When I say I'm not a Rush guy, it's complicated. There's a lot about the band I love, and some of it isn't even musical. They're charming, individually and collectively—the humor, the self-effacement, the genuine friendship between Peart, Alex Lifeson, and Geddy Lee that was visible in just about everything they did.
It's a triumphant story, but a tragic one too. Rush chose retirement after the R40 tour ended in August 2015, when Peart said his body was getting tired; those drum parts are enormously active, and they take a lot out of you. Then, not long after, he died, in January 2020. For fans, that was a cruel confirmation that it was really over. Rush was always three people and only three people. Peart wasn't even the original drummer—he joined for the second album—but he was so integral that even though they'd intentionally wound down, it didn't feel like closure.
It's tempting to look at bands and their members as math equations. Change one variable and the whole thing collapses. Sometimes that's true. I loved the original lineup of Jane's Addiction, which was over by 1991. There's been a zombie version of that band at various points since, but you can't replace the original bass player, Eric Avery. He's the gravitational field, and every reconstitution without him proved it by his absence. Led Zeppelin understood this when John Bonham died—they didn't even try to go forward, because they knew it wouldn't be the real deal.
Singers are somehow different. Melody might be more transferable than feel and time. But the rhythm section, a superlative drummer especially, is often where a band's secret identity dwells. Peart was the rhythmic and intellectual architecture of Rush, a huge part of what helped so many nerds feel secure in the worlds the band built. A million drummers can approximate the parts. What can't be replicated is the heart.
I saw the original band in Montreal, around the turn of the millennium. I was dragged along, skeptical, figuring they were already past their prime even then. A cynical American in a sea of dudes in hockey jerseys air-drumming every fill. But it was powerful stuff—three people making that much sound, with so much melody, polyrhythmic complexity, and intelligence between them. I could feel the devotion coming off the audience, and the band radiating it back. That, I figured, was the most irreplaceable thing. Could the bond be renewed after a decade away and the loss of a crucial member?
Enter 43 year-old German drummer Anika Nilles.
Nilles comes from a different lineage than Peart—Jeff Porcaro of Toto, Carter Beauford of the Dave Matthews Band, Prince. She's not really a prog person, though she's an excellent rock-fusion drummer, which is why she spent time in Jeff Beck's band. (Beck always hired great players, often women.) The point is that she comes to the Rush catalog without a lot of preconceptions. She knows she has to get the fills right—thousands will be playing along—but she doesn't so much imitate as reflect her own musicality inside the arrangements.
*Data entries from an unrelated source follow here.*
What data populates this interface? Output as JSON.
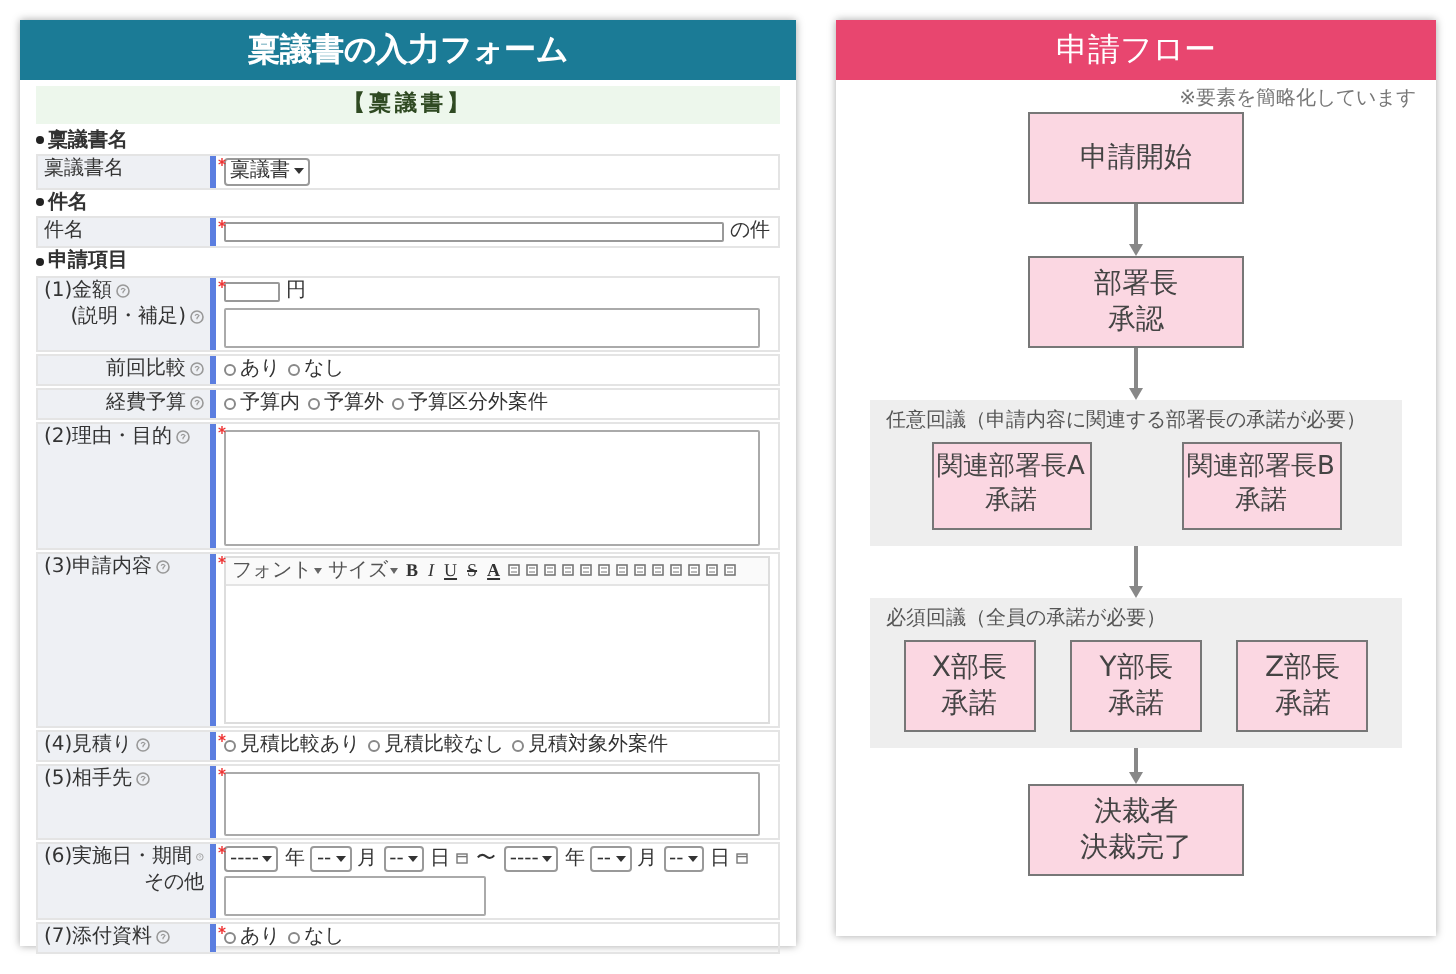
{
  "form_panel": {
    "title": "稟議書の入力フォーム",
    "heading": "【稟議書】",
    "sections": [
      {
        "title": "稟議書名",
        "rows": [
          {
            "kind": "select",
            "label": "稟議書名",
            "help": false,
            "required": true,
            "value": "稟議書"
          }
        ]
      },
      {
        "title": "件名",
        "rows": [
          {
            "kind": "text",
            "label": "件名",
            "help": false,
            "required": true,
            "suffix": "の件"
          }
        ]
      },
      {
        "title": "申請項目",
        "rows": [
          {
            "kind": "amount",
            "label": "(1)金額",
            "sub": false,
            "help": true,
            "required": true,
            "suffix": "円",
            "note_label": "(説明・補足)",
            "note_help": true
          },
          {
            "kind": "radio",
            "label": "前回比較",
            "sub": true,
            "help": true,
            "required": false,
            "options": [
              {
                "label": "あり",
                "selected": false
              },
              {
                "label": "なし",
                "selected": false
              }
            ]
          },
          {
            "kind": "radio",
            "label": "経費予算",
            "sub": true,
            "help": true,
            "required": false,
            "options": [
              {
                "label": "予算内",
                "selected": false
              },
              {
                "label": "予算外",
                "selected": false
              },
              {
                "label": "予算区分外案件",
                "selected": false
              }
            ]
          },
          {
            "kind": "long_text",
            "label": "(2)理由・目的",
            "sub": false,
            "help": true,
            "required": true
          },
          {
            "kind": "rich_text",
            "label": "(3)申請内容",
            "sub": false,
            "help": true,
            "required": true,
            "toolbar": [
              {
                "kind": "select",
                "label": "フォント"
              },
              {
                "kind": "select",
                "label": "サイズ"
              },
              {
                "kind": "glyph",
                "label": "B"
              },
              {
                "kind": "glyph",
                "label": "I"
              },
              {
                "kind": "glyph",
                "label": "U"
              },
              {
                "kind": "glyph",
                "label": "S"
              },
              {
                "kind": "glyph",
                "label": "A"
              },
              {
                "kind": "icon"
              },
              {
                "kind": "icon"
              },
              {
                "kind": "icon"
              },
              {
                "kind": "icon"
              },
              {
                "kind": "icon"
              },
              {
                "kind": "icon"
              },
              {
                "kind": "icon"
              },
              {
                "kind": "icon"
              },
              {
                "kind": "icon"
              },
              {
                "kind": "icon"
              },
              {
                "kind": "icon"
              },
              {
                "kind": "icon"
              },
              {
                "kind": "icon"
              }
            ]
          },
          {
            "kind": "radio",
            "label": "(4)見積り",
            "sub": false,
            "help": true,
            "required": true,
            "options": [
              {
                "label": "見積比較あり",
                "selected": false
              },
              {
                "label": "見積比較なし",
                "selected": false
              },
              {
                "label": "見積対象外案件",
                "selected": false
              }
            ]
          },
          {
            "kind": "text_area",
            "label": "(5)相手先",
            "sub": false,
            "help": true,
            "required": true
          },
          {
            "kind": "period",
            "label": "(6)実施日・期間",
            "sub": false,
            "help": true,
            "required": true,
            "start": {
              "year_value": "----",
              "month_value": "--",
              "day_value": "--",
              "year": "年",
              "month": "月",
              "day": "日"
            },
            "separator": "〜",
            "end": {
              "year_value": "----",
              "month_value": "--",
              "day_value": "--",
              "year": "年",
              "month": "月",
              "day": "日"
            },
            "other_label": "その他"
          },
          {
            "kind": "radio",
            "label": "(7)添付資料",
            "sub": false,
            "help": true,
            "required": true,
            "options": [
              {
                "label": "あり",
                "selected": false
              },
              {
                "label": "なし",
                "selected": false
              }
            ]
          }
        ]
      }
    ]
  },
  "flow_panel": {
    "title": "申請フロー",
    "note": "※要素を簡略化しています",
    "steps": [
      {
        "kind": "box",
        "lines": [
          "申請開始"
        ]
      },
      {
        "kind": "box",
        "lines": [
          "部署長",
          "承認"
        ]
      },
      {
        "kind": "group",
        "title": "任意回議（申請内容に関連する部署長の承諾が必要）",
        "boxes": [
          [
            "関連部署長A",
            "承諾"
          ],
          [
            "関連部署長B",
            "承諾"
          ]
        ]
      },
      {
        "kind": "group",
        "title": "必須回議（全員の承諾が必要）",
        "boxes": [
          [
            "X部長",
            "承諾"
          ],
          [
            "Y部長",
            "承諾"
          ],
          [
            "Z部長",
            "承諾"
          ]
        ]
      },
      {
        "kind": "box",
        "lines": [
          "決裁者",
          "決裁完了"
        ]
      }
    ]
  }
}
Nilles talks about the yikes moments—songs like "Tom Sawyer," where she felt the weight of getting it right. And she does. She also invests the music with something it never quite had: groove and breathability. Her playing is powerful and clear, so I actually hear Peart's parts better now. Best is how she swings within her predecessor’s fussy patterns. Which lets Lee and Lifeson loosen up, too. The stick, at last, is out of this band’s ass. (Sorry, Professor.)
Nobody expects new stuff from Rush at this point, and the lyrical question is a hard one to solve. But Anika frees them from needing to be Rush a certain way. What I'm seeing isn't the ghoulish presentation of so many legacy bands, and it isn't a tribute act. It’s a band transformed by loss and somehow more itself for it.
One likes to believe in the freedom of music, and 2026 Rush confirms it’s still possible.